UBC football players wear sensors to help measure head injuries
In the first quarter of the first game of the season, University of British Columbia running back Brandon Deschamps suffered his first concussion. At the time, Mr. Deschamps and his teammates were wearing small sensors behind their ears. Now researchers are hoping data collected from the hit and others like it can some day help diagnose concussions.
[Article originally published in the Globe and Mail]
“When we first heard about it last training camp, I was a little tentative to join because at the beginning you don’t want to think about what you might be doing to your head,” Mr. Deschamps said in an interview Thursday before his team’s weekend game in the national semifinals.
“I ended up wanting to do it and got excited about it. I think it’s good to be able to understand as much as you can about concussions, especially at a high level of football. The more we understand about it, the more we can deal with it, whether that’s preventing concussions, treating concussions and understanding when they happen.”
The university announced the study Thursday, but it actually kicked off last season.

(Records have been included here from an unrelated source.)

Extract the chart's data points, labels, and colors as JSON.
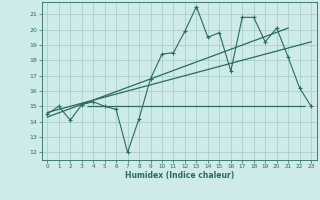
{
  "xlabel": "Humidex (Indice chaleur)",
  "ylabel": "",
  "background_color": "#ceeaea",
  "grid_color": "#aacece",
  "line_color": "#2a6b5e",
  "xlim": [
    -0.5,
    23.5
  ],
  "ylim": [
    11.5,
    21.8
  ],
  "yticks": [
    12,
    13,
    14,
    15,
    16,
    17,
    18,
    19,
    20,
    21
  ],
  "xticks": [
    0,
    1,
    2,
    3,
    4,
    5,
    6,
    7,
    8,
    9,
    10,
    11,
    12,
    13,
    14,
    15,
    16,
    17,
    18,
    19,
    20,
    21,
    22,
    23
  ],
  "main_x": [
    0,
    1,
    2,
    3,
    4,
    5,
    6,
    7,
    8,
    9,
    10,
    11,
    12,
    13,
    14,
    15,
    16,
    17,
    18,
    19,
    20,
    21,
    22,
    23
  ],
  "main_y": [
    14.5,
    15.0,
    14.1,
    15.1,
    15.3,
    15.0,
    14.8,
    12.0,
    14.2,
    16.8,
    18.4,
    18.5,
    19.9,
    21.5,
    19.5,
    19.8,
    17.3,
    20.8,
    20.8,
    19.2,
    20.1,
    18.2,
    16.2,
    15.0
  ],
  "trend1_x": [
    0,
    23
  ],
  "trend1_y": [
    14.6,
    19.2
  ],
  "trend2_x": [
    0,
    21
  ],
  "trend2_y": [
    14.3,
    20.1
  ],
  "hline_y": 15.0,
  "hline_x_start": 3.5,
  "hline_x_end": 22.5
}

UBC said researchers are studying the impact of hits to the head, and investigating the link between an athlete’s brain function and the number of hits sustained.The issue of concussions in sport, particularly football, has taken heightened urgency in recent years.

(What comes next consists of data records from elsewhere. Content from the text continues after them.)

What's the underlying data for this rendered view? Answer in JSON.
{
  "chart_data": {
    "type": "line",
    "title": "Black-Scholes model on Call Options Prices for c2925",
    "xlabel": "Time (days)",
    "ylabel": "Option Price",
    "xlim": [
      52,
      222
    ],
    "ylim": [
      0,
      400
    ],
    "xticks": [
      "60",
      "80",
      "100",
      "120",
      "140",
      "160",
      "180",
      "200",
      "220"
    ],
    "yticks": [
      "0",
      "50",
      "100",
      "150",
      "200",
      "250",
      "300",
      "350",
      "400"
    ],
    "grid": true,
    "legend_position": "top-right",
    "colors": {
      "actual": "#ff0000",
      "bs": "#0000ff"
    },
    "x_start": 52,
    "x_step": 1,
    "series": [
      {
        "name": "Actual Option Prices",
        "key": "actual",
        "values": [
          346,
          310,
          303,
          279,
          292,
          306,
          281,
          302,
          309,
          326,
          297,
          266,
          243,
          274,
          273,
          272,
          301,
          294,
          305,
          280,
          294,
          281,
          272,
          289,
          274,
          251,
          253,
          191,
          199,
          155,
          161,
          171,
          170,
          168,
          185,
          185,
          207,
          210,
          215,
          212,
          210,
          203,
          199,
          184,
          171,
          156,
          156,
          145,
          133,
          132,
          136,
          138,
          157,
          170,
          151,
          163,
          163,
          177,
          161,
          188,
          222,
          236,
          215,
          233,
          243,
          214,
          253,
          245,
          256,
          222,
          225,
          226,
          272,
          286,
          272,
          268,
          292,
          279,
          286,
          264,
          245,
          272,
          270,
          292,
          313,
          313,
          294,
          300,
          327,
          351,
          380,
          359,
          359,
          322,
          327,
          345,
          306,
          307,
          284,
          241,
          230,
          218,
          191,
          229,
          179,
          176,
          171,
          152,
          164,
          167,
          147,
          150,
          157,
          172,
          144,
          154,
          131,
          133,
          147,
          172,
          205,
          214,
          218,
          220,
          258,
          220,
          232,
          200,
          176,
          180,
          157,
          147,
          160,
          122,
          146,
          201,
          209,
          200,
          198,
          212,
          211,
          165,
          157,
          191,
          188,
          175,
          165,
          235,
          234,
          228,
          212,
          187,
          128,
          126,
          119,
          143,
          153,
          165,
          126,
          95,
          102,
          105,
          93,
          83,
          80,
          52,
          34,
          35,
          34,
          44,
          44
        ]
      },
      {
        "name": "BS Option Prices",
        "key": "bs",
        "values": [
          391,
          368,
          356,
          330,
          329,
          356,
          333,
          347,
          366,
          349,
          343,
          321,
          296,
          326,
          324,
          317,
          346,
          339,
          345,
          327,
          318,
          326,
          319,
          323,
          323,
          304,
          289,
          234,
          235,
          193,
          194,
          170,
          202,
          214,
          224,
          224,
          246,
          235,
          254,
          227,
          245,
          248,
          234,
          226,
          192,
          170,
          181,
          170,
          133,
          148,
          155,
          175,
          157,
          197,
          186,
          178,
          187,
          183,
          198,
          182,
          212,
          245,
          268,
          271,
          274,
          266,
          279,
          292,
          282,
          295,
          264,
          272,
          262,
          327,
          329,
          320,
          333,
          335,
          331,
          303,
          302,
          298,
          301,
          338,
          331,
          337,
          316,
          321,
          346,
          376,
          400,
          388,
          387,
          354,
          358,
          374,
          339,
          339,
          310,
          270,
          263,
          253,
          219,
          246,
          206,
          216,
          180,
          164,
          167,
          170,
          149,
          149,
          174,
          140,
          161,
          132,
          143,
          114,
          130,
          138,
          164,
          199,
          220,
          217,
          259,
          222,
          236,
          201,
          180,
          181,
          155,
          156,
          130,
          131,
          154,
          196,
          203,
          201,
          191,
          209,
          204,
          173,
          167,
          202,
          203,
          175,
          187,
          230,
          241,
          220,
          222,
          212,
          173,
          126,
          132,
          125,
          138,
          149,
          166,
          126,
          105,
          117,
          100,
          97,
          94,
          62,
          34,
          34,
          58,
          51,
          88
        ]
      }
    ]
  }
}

The National Football League and former players agreed to a $1-billion (U.S.) concussion settlement earlier this year, though the settlement is being appealed because some former athletes say it excludes chronic traumatic encephalopathy – which they call the signature brain disease of football. The UBC players, as part of the study, have been taping a sensor known as an xPatch behind their ears. When the sensor is removed, researchers can connect it to a computer and measure both the number of hits and the magnitude of each hit.
Jean-Sébastien Blouin, the study’s principal investigator and an associate professor at UBC’s School of Kinesiology, said findings will not be released until the spring. He said he could not disclose medical information about Mr. Deschamps or any individual player, and could not yet reveal how many concussions athletes had suffered over the last two seasons.

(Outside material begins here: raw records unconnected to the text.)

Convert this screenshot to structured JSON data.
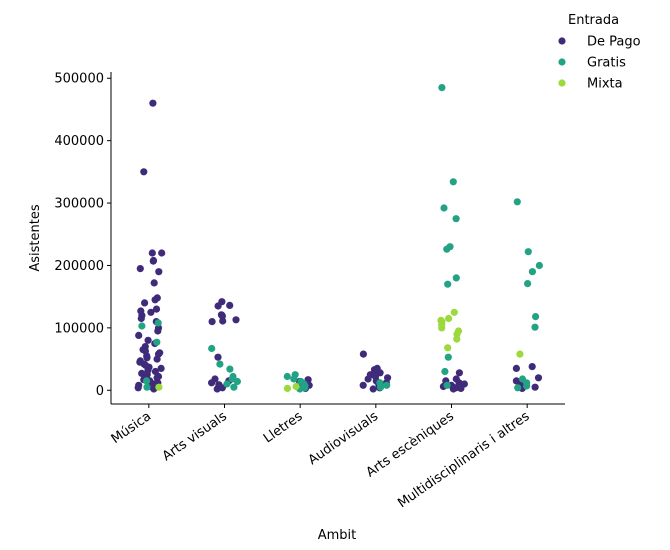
{
  "chart_data": {
    "type": "scatter",
    "title": "",
    "xlabel": "Ambit",
    "ylabel": "Asistentes",
    "categories": [
      "Música",
      "Arts visuals",
      "Lletres",
      "Audiovisuals",
      "Arts escèniques",
      "Multidisciplinaris i altres"
    ],
    "y_ticks": [
      "0",
      "100000",
      "200000",
      "300000",
      "400000",
      "500000"
    ],
    "ylim": [
      -22000,
      510000
    ],
    "grid": false,
    "legend": {
      "title": "Entrada",
      "placement": "top-right",
      "entries": [
        {
          "label": "De Pago",
          "color": "#3f2b7a"
        },
        {
          "label": "Gratis",
          "color": "#22a384"
        },
        {
          "label": "Mixta",
          "color": "#9bd93c"
        }
      ]
    },
    "series": [
      {
        "name": "De Pago",
        "color": "#3f2b7a",
        "points": [
          [
            "Música",
            460000
          ],
          [
            "Música",
            350000
          ],
          [
            "Música",
            220000
          ],
          [
            "Música",
            220000
          ],
          [
            "Música",
            208000
          ],
          [
            "Música",
            207000
          ],
          [
            "Música",
            195000
          ],
          [
            "Música",
            190000
          ],
          [
            "Música",
            172000
          ],
          [
            "Música",
            148000
          ],
          [
            "Música",
            145000
          ],
          [
            "Música",
            140000
          ],
          [
            "Música",
            130000
          ],
          [
            "Música",
            127000
          ],
          [
            "Música",
            125000
          ],
          [
            "Música",
            120000
          ],
          [
            "Música",
            115000
          ],
          [
            "Música",
            110000
          ],
          [
            "Música",
            100000
          ],
          [
            "Música",
            95000
          ],
          [
            "Música",
            88000
          ],
          [
            "Música",
            80000
          ],
          [
            "Música",
            75000
          ],
          [
            "Música",
            70000
          ],
          [
            "Música",
            65000
          ],
          [
            "Música",
            63000
          ],
          [
            "Música",
            60000
          ],
          [
            "Música",
            58000
          ],
          [
            "Música",
            55000
          ],
          [
            "Música",
            52000
          ],
          [
            "Música",
            50000
          ],
          [
            "Música",
            47000
          ],
          [
            "Música",
            45000
          ],
          [
            "Música",
            42000
          ],
          [
            "Música",
            40000
          ],
          [
            "Música",
            37000
          ],
          [
            "Música",
            35000
          ],
          [
            "Música",
            32000
          ],
          [
            "Música",
            30000
          ],
          [
            "Música",
            27000
          ],
          [
            "Música",
            25000
          ],
          [
            "Música",
            22000
          ],
          [
            "Música",
            20000
          ],
          [
            "Música",
            17000
          ],
          [
            "Música",
            15000
          ],
          [
            "Música",
            12000
          ],
          [
            "Música",
            10000
          ],
          [
            "Música",
            8000
          ],
          [
            "Música",
            6000
          ],
          [
            "Música",
            4000
          ],
          [
            "Música",
            2000
          ],
          [
            "Arts visuals",
            142000
          ],
          [
            "Arts visuals",
            136000
          ],
          [
            "Arts visuals",
            135000
          ],
          [
            "Arts visuals",
            121000
          ],
          [
            "Arts visuals",
            120000
          ],
          [
            "Arts visuals",
            119000
          ],
          [
            "Arts visuals",
            113000
          ],
          [
            "Arts visuals",
            111000
          ],
          [
            "Arts visuals",
            110000
          ],
          [
            "Arts visuals",
            53000
          ],
          [
            "Arts visuals",
            18000
          ],
          [
            "Arts visuals",
            15000
          ],
          [
            "Arts visuals",
            12000
          ],
          [
            "Arts visuals",
            9000
          ],
          [
            "Arts visuals",
            6000
          ],
          [
            "Arts visuals",
            4000
          ],
          [
            "Arts visuals",
            2000
          ],
          [
            "Lletres",
            17000
          ],
          [
            "Lletres",
            14000
          ],
          [
            "Lletres",
            11000
          ],
          [
            "Lletres",
            8000
          ],
          [
            "Lletres",
            5000
          ],
          [
            "Lletres",
            3000
          ],
          [
            "Audiovisuals",
            58000
          ],
          [
            "Audiovisuals",
            35000
          ],
          [
            "Audiovisuals",
            33000
          ],
          [
            "Audiovisuals",
            30000
          ],
          [
            "Audiovisuals",
            28000
          ],
          [
            "Audiovisuals",
            25000
          ],
          [
            "Audiovisuals",
            22000
          ],
          [
            "Audiovisuals",
            20000
          ],
          [
            "Audiovisuals",
            18000
          ],
          [
            "Audiovisuals",
            15000
          ],
          [
            "Audiovisuals",
            12000
          ],
          [
            "Audiovisuals",
            10000
          ],
          [
            "Audiovisuals",
            8000
          ],
          [
            "Audiovisuals",
            6000
          ],
          [
            "Audiovisuals",
            4000
          ],
          [
            "Audiovisuals",
            2000
          ],
          [
            "Arts escèniques",
            28000
          ],
          [
            "Arts escèniques",
            18000
          ],
          [
            "Arts escèniques",
            15000
          ],
          [
            "Arts escèniques",
            12000
          ],
          [
            "Arts escèniques",
            10000
          ],
          [
            "Arts escèniques",
            8000
          ],
          [
            "Arts escèniques",
            6000
          ],
          [
            "Arts escèniques",
            5000
          ],
          [
            "Arts escèniques",
            4000
          ],
          [
            "Arts escèniques",
            3000
          ],
          [
            "Arts escèniques",
            2000
          ],
          [
            "Multidisciplinaris i altres",
            38000
          ],
          [
            "Multidisciplinaris i altres",
            35000
          ],
          [
            "Multidisciplinaris i altres",
            20000
          ],
          [
            "Multidisciplinaris i altres",
            15000
          ],
          [
            "Multidisciplinaris i altres",
            12000
          ],
          [
            "Multidisciplinaris i altres",
            8000
          ],
          [
            "Multidisciplinaris i altres",
            5000
          ],
          [
            "Multidisciplinaris i altres",
            3000
          ]
        ]
      },
      {
        "name": "Gratis",
        "color": "#22a384",
        "points": [
          [
            "Música",
            108000
          ],
          [
            "Música",
            103000
          ],
          [
            "Música",
            77000
          ],
          [
            "Música",
            15000
          ],
          [
            "Música",
            5000
          ],
          [
            "Arts visuals",
            67000
          ],
          [
            "Arts visuals",
            42000
          ],
          [
            "Arts visuals",
            34000
          ],
          [
            "Arts visuals",
            22000
          ],
          [
            "Arts visuals",
            18000
          ],
          [
            "Arts visuals",
            14000
          ],
          [
            "Arts visuals",
            10000
          ],
          [
            "Arts visuals",
            5000
          ],
          [
            "Lletres",
            25000
          ],
          [
            "Lletres",
            22000
          ],
          [
            "Lletres",
            18000
          ],
          [
            "Lletres",
            14000
          ],
          [
            "Lletres",
            10000
          ],
          [
            "Lletres",
            7000
          ],
          [
            "Lletres",
            4000
          ],
          [
            "Lletres",
            2000
          ],
          [
            "Audiovisuals",
            12000
          ],
          [
            "Audiovisuals",
            8000
          ],
          [
            "Audiovisuals",
            5000
          ],
          [
            "Arts escèniques",
            485000
          ],
          [
            "Arts escèniques",
            334000
          ],
          [
            "Arts escèniques",
            292000
          ],
          [
            "Arts escèniques",
            275000
          ],
          [
            "Arts escèniques",
            230000
          ],
          [
            "Arts escèniques",
            226000
          ],
          [
            "Arts escèniques",
            180000
          ],
          [
            "Arts escèniques",
            170000
          ],
          [
            "Arts escèniques",
            53000
          ],
          [
            "Arts escèniques",
            30000
          ],
          [
            "Arts escèniques",
            8000
          ],
          [
            "Multidisciplinaris i altres",
            302000
          ],
          [
            "Multidisciplinaris i altres",
            222000
          ],
          [
            "Multidisciplinaris i altres",
            200000
          ],
          [
            "Multidisciplinaris i altres",
            190000
          ],
          [
            "Multidisciplinaris i altres",
            171000
          ],
          [
            "Multidisciplinaris i altres",
            118000
          ],
          [
            "Multidisciplinaris i altres",
            101000
          ],
          [
            "Multidisciplinaris i altres",
            18000
          ],
          [
            "Multidisciplinaris i altres",
            12000
          ],
          [
            "Multidisciplinaris i altres",
            7000
          ],
          [
            "Multidisciplinaris i altres",
            4000
          ]
        ]
      },
      {
        "name": "Mixta",
        "color": "#9bd93c",
        "points": [
          [
            "Música",
            5000
          ],
          [
            "Lletres",
            6000
          ],
          [
            "Lletres",
            3000
          ],
          [
            "Arts escèniques",
            125000
          ],
          [
            "Arts escèniques",
            115000
          ],
          [
            "Arts escèniques",
            112000
          ],
          [
            "Arts escèniques",
            110000
          ],
          [
            "Arts escèniques",
            105000
          ],
          [
            "Arts escèniques",
            100000
          ],
          [
            "Arts escèniques",
            95000
          ],
          [
            "Arts escèniques",
            90000
          ],
          [
            "Arts escèniques",
            82000
          ],
          [
            "Arts escèniques",
            68000
          ],
          [
            "Multidisciplinaris i altres",
            58000
          ]
        ]
      }
    ]
  }
}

Mr. Blouin said there’s still considerable work to be done, but researchers are thinking big.
“The dream, I guess, for the trainer is to have a sensor that’s going to tell them, ‘Okay, that person has had that kind of hit, you should take them out,’” he said in an interview. Mr. Blouin said the research team’s first paper will look at sensor readings that might have been false positives or false negatives – that is, any readings that might not have been in line with the severity of a hit. Mr. Blouin said the project has been driven in large part by two kinesiology students, Harrison Brown and Alexander Rebchuk. He said players have been upbeat about the project, and the research team has been able to keep the sensors from being too much of a nuisance.
“We now have a tape that goes on top [of the sensor]. We cover it back up so it stays there quite well now,” he said. Mr. Deschamps said his sensor has only fallen off once in two seasons. “You don’t feel it at all.” Mr. Deschamps suffered his concussion during the first week of the season and returned to the lineup two weeks later. He said a player can be tentative when returning from such an injury.
“That’s in the back of your head when you’re first coming back for that first practice. But then you get right back into it and then you don’t think about it again,” he said.
Mr. Deschamps said bad things can happen when an athlete is overthinking.
“That’s when you get hurt. … I’m not saying just concussions but other injuries, when you’re playing tentative. Our trainers do a good job of making sure that we’re fully recovered by going through protocol,” he said.